Cet accord commercial a fait l'objet d'innombrables rebondissements depuis les premières négociations, lancées à la fin des années 1990.

Et pour cause: les deux camps sont fondamentalement divisés quant à ses effets.

Pour ses partisans, Berlin et Madrid en tête, ce texte va permettre de relancer l'économie européenne, en souffrance face à la concurrence de la Chine et aux droits de douane des Etats-Unis.

Pour ses détracteurs, le risque est au contraire de bousculer l'agriculture européenne avec des produits importés moins chers et pas forcément respectueux des normes de l'UE, faute de contrôles suffisants. On retrouve ici la France, la Pologne, et de nombreux agriculteurs.

Dans l'espoir d'amadouer ce camp-ci, Bruxelles a enchaîné les concessions ces derniers mois, dont des garanties renforcées pour les produits les plus sensibles.

Mais rien n'y a fait.

Equipés de tracteurs, fumigènes et drapeaux, les agriculteurs sont venus crier leur colère jusque dans les rues de Bruxelles et de Strasbourg, devant le Parlement européen.

Et le traité de libre-échange, qui facilite l'entrée en Europe de bœuf, sucre, riz, miel et soja sud-américains, avec des quotas de produits détaxés qui inquiètent les filières concernées, a finalement été signé mi-janvier.

- Diversifier les partenariats -

Le Parlement européen a dans la foulée saisi la justice pour vérifier la légalité de l'accord.

En attendant cette décision de la Cour de justice de l'UE, d'ici peut-être plus d'un an, la Commission a décidé d'appliquer cet accord de façon provisoire, ce qu'elle est en droit de faire.

Une décision là encore critiquée par la France - son président Emmanuel Macron a parlé d'une "mauvaise surprise" - et les agriculteurs.

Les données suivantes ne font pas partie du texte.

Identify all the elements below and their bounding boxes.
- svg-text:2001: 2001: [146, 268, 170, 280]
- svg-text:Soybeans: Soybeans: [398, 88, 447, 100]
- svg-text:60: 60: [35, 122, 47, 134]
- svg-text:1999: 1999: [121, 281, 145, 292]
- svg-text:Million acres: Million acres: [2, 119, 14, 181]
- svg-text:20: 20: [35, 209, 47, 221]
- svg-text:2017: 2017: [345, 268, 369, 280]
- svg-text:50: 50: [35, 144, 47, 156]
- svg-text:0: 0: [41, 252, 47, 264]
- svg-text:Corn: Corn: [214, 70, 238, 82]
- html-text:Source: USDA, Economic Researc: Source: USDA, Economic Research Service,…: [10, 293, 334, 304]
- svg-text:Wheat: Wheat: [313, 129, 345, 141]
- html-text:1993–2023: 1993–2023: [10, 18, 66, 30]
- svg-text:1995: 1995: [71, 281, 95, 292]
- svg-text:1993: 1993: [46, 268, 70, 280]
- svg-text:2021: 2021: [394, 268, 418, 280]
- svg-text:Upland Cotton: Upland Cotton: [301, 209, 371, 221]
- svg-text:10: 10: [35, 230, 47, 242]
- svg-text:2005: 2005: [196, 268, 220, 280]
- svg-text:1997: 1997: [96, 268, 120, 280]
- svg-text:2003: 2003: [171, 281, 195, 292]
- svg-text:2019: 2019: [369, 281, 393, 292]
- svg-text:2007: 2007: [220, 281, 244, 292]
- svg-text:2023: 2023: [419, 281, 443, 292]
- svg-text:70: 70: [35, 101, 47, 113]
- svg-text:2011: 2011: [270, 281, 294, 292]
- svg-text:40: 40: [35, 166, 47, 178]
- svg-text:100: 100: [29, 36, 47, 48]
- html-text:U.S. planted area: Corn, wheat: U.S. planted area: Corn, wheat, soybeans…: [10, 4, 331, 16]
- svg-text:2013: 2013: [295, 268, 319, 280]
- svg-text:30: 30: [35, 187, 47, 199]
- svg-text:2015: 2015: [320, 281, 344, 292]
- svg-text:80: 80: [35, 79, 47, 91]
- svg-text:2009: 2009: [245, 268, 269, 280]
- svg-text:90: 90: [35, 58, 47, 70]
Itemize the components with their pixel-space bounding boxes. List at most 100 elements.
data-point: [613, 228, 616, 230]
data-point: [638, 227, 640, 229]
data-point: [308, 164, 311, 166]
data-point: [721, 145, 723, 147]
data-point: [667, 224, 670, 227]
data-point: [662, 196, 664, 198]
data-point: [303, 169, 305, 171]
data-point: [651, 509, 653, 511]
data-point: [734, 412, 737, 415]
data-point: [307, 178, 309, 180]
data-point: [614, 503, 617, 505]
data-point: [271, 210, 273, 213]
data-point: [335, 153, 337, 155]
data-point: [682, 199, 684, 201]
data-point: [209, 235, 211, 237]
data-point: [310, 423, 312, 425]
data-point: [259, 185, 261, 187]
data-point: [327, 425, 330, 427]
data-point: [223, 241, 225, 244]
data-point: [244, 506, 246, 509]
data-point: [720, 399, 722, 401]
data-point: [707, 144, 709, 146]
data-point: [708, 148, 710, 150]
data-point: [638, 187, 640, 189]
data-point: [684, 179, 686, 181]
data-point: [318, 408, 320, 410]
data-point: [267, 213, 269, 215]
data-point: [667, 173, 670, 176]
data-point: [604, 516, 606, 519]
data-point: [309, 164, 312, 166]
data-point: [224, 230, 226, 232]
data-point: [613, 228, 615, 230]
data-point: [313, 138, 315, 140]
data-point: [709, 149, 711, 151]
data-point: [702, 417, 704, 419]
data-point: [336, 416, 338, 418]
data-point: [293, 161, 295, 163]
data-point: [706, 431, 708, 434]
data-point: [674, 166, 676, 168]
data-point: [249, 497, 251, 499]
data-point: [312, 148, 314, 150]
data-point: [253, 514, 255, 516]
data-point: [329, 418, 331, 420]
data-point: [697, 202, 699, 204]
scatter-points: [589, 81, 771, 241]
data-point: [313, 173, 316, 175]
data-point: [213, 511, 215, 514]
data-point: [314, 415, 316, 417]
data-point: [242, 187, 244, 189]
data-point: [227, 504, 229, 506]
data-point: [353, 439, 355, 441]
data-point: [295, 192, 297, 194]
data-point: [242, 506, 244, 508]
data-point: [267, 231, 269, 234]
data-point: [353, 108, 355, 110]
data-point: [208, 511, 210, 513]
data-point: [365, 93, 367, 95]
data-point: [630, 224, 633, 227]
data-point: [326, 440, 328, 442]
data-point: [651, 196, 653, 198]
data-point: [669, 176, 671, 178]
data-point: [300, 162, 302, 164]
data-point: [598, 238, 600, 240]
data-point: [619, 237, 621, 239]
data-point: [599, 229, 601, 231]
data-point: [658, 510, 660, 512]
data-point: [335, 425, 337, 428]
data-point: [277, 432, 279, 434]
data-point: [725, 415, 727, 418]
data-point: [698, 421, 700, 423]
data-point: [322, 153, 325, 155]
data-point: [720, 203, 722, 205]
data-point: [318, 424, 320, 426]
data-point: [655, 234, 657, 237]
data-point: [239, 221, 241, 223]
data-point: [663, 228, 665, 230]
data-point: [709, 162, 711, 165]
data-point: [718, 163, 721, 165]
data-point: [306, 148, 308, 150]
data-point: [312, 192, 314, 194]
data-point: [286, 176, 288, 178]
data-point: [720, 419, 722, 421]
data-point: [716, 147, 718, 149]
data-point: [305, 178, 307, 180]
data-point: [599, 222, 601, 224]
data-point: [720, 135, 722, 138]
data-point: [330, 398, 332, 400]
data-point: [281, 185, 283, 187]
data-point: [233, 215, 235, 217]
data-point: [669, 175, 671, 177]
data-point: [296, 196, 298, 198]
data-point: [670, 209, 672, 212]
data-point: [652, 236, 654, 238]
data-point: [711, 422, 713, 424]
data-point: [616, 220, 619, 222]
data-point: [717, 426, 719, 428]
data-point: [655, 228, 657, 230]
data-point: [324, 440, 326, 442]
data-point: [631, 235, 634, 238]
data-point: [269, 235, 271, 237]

Au sein des cortèges du monde agricole, la présidente de la Commission européenne Ursula von der Leyen a souvent cristallisé les critiques, se faisant vilipender nommément.

Celle-ci rétorque que l'UE n'a d'autre choix que de diversifier ses partenariats commerciaux face au retour de Donald Trump à la Maison Blanche.

Elle a donc aussi scellé un accord commercial avec l'Inde fin janvier et avec l'Australie en mars.

Pour marquer l'entrée en vigueur de celui du Mercosur vendredi, la cheffe de l'exécutif européen échangera, aux côtés du président du Conseil européen, Antonio Costa, par visioconférence, avec les dirigeants des pays du Mercosur.